Ady a 13 ans et n’écoute plus son père qui l’élève seul. Ce dernier, à bout de ressources, décide de confier Ady à son oncle Amadou le temps d’un été. L’oncle Amadou et sa famille habitent de l’autre côté de la Méditerranée… au Burkina Faso ! Là-bas, à 13 ans, on se doit de devenir un homme mais Ady, persuadé de partir en vacances, ne l’entend pas de cette oreille…

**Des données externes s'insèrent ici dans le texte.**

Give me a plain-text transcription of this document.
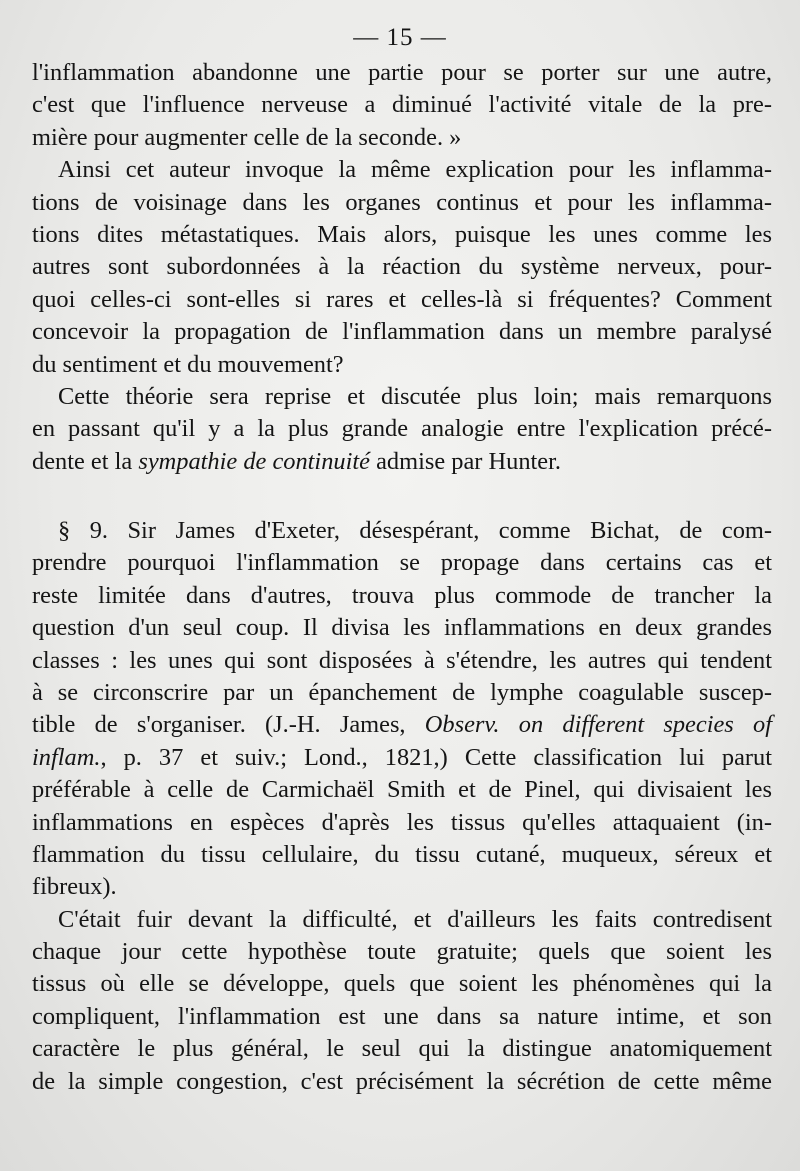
— 15 —
l'inflammation abandonne une partie pour se porter sur une autre,
c'est que l'influence nerveuse a diminué l'activité vitale de la pre-
mière pour augmenter celle de la seconde. »
Ainsi cet auteur invoque la même explication pour les inflamma-
tions de voisinage dans les organes continus et pour les inflamma-
tions dites métastatiques. Mais alors, puisque les unes comme les
autres sont subordonnées à la réaction du système nerveux, pour-
quoi celles-ci sont-elles si rares et celles-là si fréquentes? Comment
concevoir la propagation de l'inflammation dans un membre paralysé
du sentiment et du mouvement?
Cette théorie sera reprise et discutée plus loin; mais remarquons
en passant qu'il y a la plus grande analogie entre l'explication précé-
dente et la sympathie de continuité admise par Hunter.
§ 9. Sir James d'Exeter, désespérant, comme Bichat, de com-
prendre pourquoi l'inflammation se propage dans certains cas et
reste limitée dans d'autres, trouva plus commode de trancher la
question d'un seul coup. Il divisa les inflammations en deux grandes
classes : les unes qui sont disposées à s'étendre, les autres qui tendent
à se circonscrire par un épanchement de lymphe coagulable suscep-
tible de s'organiser. (J.-H. James, Observ. on different species of
inflam., p. 37 et suiv.; Lond., 1821,) Cette classification lui parut
préférable à celle de Carmichaël Smith et de Pinel, qui divisaient les
inflammations en espèces d'après les tissus qu'elles attaquaient (in-
flammation du tissu cellulaire, du tissu cutané, muqueux, séreux et
fibreux).
C'était fuir devant la difficulté, et d'ailleurs les faits contredisent
chaque jour cette hypothèse toute gratuite; quels que soient les
tissus où elle se développe, quels que soient les phénomènes qui la
compliquent, l'inflammation est une dans sa nature intime, et son
caractère le plus général, le seul qui la distingue anatomiquement
de la simple congestion, c'est précisément la sécrétion de cette même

« C’est pas le Bled, ici… »

La quête initiatique d’Andy – jeune voyou qui doit rembourser une dette comme punition d’un vol – se fait pas à pas, en douceur, à travers sa découverte d’un pays dont il arbore fièrement l’appartenance mais dont il ne connaît rien. Un pays avec qui il va apprendre à communiquer en mettant de coté son langage en verlan et son attitude de caïd. Makan Nathan Diarra joue avec conviction et donne au film de très justes moments de comédie. Le réalisateur rend complémentaires les deux cultures qui vont définir l’identité d’Andy. Il donne surtout l’occasion de poser un autre regard sur un pays, trop souvent défini par la guerre et la misère – et non par son patrimoine culturel et son attachement aux traditions. Cette simplicité thématique qui accompagne une mise en scène clairvoyante permet à Bernie Goldblat de mettre en valeur ses personnages, qui sont touchants à plusieurs niveaux car non archétypaux. L’oncle Amadou cache sa radicalité derrière de profondes blessures et devra lui aussi réapprendre à communiquer, tandis que la grand-mère d’Andy, interprétée par l’attachante Josephine Kabore, apporte sagesse et malice. Andy sortira peu à peu de sa carapace et s’ouvrira au monde, et par conséquence à l’amour, au contact de Yéli, jouée avec délicatesse et fraicheur par Mourina Kankolé. Les quelques maladresses d’écriture n’impactent pas le film qui peut s’appuyer sur son charme pour nous faire voyager dans le même ton que Le Voyage au Groenland de Sébastien Betbeder.
Cette douce comédie, simple et honnête, diffuse un message bienveillant sur l’importance de connaître ses racines. Bernie Goldbat ne tombe pas dans le panneau de la comédie communautaire et fait de ce premier long métrage une leçon de vie rafraîchissante. On ne demande pas mieux.